Ehleringer and Cerling are co-founders of IsoForensics, Inc., which sells isotopic analysis of forensic substances. A method Ehleringer developed to trace the origins of cocaine or heroin is now used by the a method now used by the U.S. Drug Enforcement Administration: variations in the amount of carbon, nitrogen, oxygen and hydrogen isotopes in soil and water show up in coca and poppy plants.

For the hair analysis, says Ehleringer, “You can tell the difference between Utah and Texas,” but probably not Chicago and Kansas City. In general, the amount of the heavy isotopes oxygen-18 and hydrogen-2 levels in drinking water decreases as you move inland from the West Coast: as rainstorms move off the Pacific Ocean, rain drops containing oxygen-18 and hydrogen-2 tends to fall first because it is heavier.
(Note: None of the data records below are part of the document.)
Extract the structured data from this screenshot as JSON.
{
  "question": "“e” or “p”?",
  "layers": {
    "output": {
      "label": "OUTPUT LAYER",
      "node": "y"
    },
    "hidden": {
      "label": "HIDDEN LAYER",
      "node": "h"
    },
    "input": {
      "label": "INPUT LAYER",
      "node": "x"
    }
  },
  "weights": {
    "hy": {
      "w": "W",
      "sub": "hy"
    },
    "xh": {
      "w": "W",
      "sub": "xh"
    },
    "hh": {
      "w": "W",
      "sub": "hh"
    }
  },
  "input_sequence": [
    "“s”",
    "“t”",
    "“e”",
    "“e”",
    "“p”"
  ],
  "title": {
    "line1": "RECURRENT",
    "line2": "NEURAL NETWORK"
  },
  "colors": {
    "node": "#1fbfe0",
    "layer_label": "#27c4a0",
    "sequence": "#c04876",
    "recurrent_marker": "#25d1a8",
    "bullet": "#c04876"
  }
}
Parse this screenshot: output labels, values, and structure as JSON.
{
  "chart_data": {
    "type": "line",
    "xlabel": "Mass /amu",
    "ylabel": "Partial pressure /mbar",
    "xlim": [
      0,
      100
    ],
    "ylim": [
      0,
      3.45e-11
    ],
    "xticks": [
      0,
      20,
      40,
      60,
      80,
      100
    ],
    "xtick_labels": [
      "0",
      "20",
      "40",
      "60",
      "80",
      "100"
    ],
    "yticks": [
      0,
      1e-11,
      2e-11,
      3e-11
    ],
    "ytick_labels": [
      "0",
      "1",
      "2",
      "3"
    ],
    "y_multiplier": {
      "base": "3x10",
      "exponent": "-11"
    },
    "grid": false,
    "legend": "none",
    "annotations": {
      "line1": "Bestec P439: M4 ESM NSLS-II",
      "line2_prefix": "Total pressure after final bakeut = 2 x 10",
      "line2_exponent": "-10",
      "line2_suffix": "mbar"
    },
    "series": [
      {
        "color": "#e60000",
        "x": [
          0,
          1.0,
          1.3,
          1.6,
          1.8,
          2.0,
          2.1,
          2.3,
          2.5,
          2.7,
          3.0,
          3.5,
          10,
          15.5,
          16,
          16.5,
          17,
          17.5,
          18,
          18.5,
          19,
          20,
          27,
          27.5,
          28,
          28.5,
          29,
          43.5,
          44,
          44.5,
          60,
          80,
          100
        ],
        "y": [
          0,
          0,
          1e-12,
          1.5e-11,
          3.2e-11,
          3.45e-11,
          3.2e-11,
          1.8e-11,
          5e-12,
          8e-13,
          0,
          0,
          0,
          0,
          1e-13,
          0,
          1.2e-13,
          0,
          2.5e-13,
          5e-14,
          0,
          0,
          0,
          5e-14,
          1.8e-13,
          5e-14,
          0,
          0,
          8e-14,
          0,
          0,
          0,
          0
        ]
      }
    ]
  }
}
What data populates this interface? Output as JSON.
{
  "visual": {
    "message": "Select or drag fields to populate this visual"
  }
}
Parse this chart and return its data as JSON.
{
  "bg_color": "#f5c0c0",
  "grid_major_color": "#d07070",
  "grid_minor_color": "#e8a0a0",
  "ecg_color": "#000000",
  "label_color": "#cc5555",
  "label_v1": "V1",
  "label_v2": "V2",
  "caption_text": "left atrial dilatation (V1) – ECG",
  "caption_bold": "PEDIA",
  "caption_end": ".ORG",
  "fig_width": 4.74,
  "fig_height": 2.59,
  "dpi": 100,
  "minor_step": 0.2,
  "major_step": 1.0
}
But cloud temperatures and season also affect which isotopes rain drops contain, with the result that heavy isotopes are also relatively more common in water inland from the Gulf and southern Atlantic coasts. The lowest concentrations of hydrogen-2 and oxygen-18 are found in water in northern and western Montana, north-central Idaho and northwest Wyoming (because the heavy isotopes drop out of clouds before they reach these inland areas), while the highest amounts of hydrogen-2 and oxygen-18 in drinking water and hair are in southern Oklahoma, north-central Texas, Florida, south Georgia and southern South Carolina (in warm regions with more evaporation, lighter-isotope water evaporates from surface sources first, leaving heavier-isotope water behind to find its way into drinking water.